Friday,
November 6, 2009 - 4:00 P.M., NSH 127
3d-transition metal oxide materials have been intensively studied for applications in emerging technologies, including colossal magnetoresistance (CMR) manganites used in data storage devices, high-TC cuprates used in superconducting levitation devices, and a number of prospective materials (e.g., Fe3O4 and CrO2) under study for next-generation spintronics applications.
4d- and 5d-transition metal oxides are less studied, but they exhibit a rich spectrum of exotic phenomena: Recent discoveries* at the University of Kentucky include high-temperature ferromagnetism within a semiconducting state, a novel topological Hall effect, CMR in a bulk single crystal, and a very strong magnetoelectric effect due to a spin-orbit-induced metal-insulator transition. The complex behavior of these materials is due to a strong competition between bonding, magnetic exchange, crystalline electric field, spin-orbit and magneto-elastic interactions, which is not found among the lighter 3d-transition-metal oxides and heavier 4f-rare-earth materials.
Emphasis will be placed upon the R-Type Ferrites, (Sr,Ca)(Fe,Co,Mn,Ti)2+xRu4-xO11, that exhibit magnetic order at temperatures as high as 488 K and concomitant narrow-gap semiconductivity and magnetotransport properties that are promising for spintronic applications.

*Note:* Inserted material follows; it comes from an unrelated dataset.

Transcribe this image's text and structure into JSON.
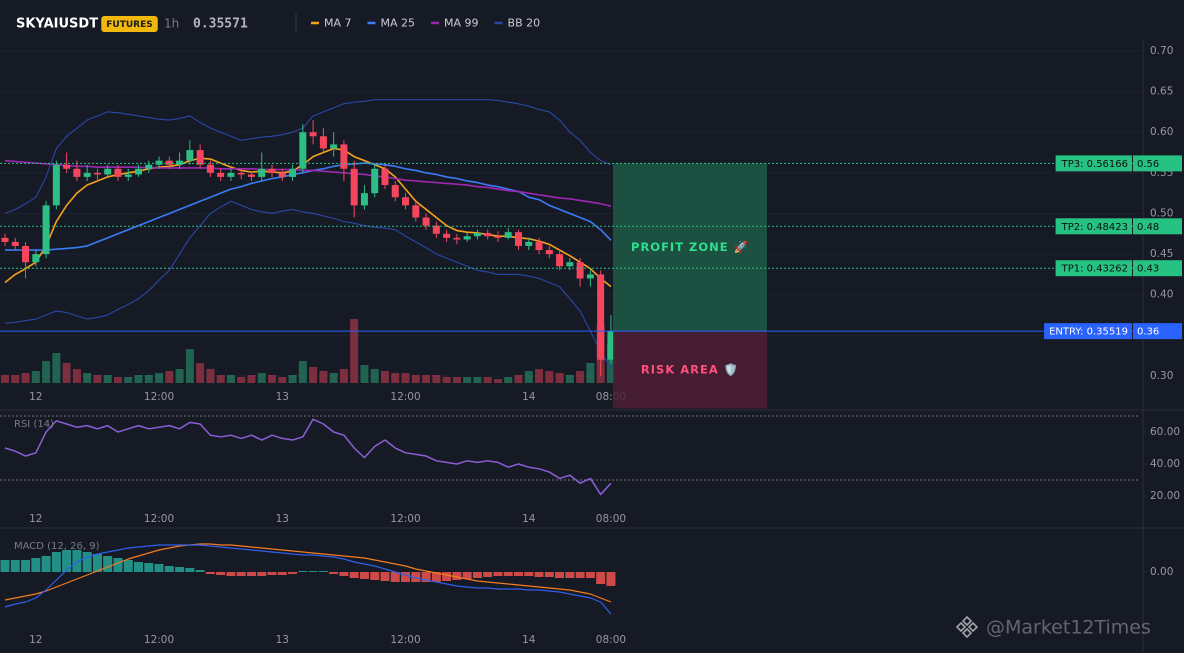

The R-Type Ferrites also present unique examples of fundamentally interesting and novel phenomena such as magnetic frustration on a disordered Kagomé lattice, spin chirality and a topological Hall effect.
* Work done by and with Prof. Gang Cao and Dr. Larysa Shlyk under the support of U.S. DoE Grant No. DE-FG02-97ER45653 and NSF Grant Nos. DMR-0552267 and EPS-0814194.
Please note different day and location.
Host: Boldizsar Janko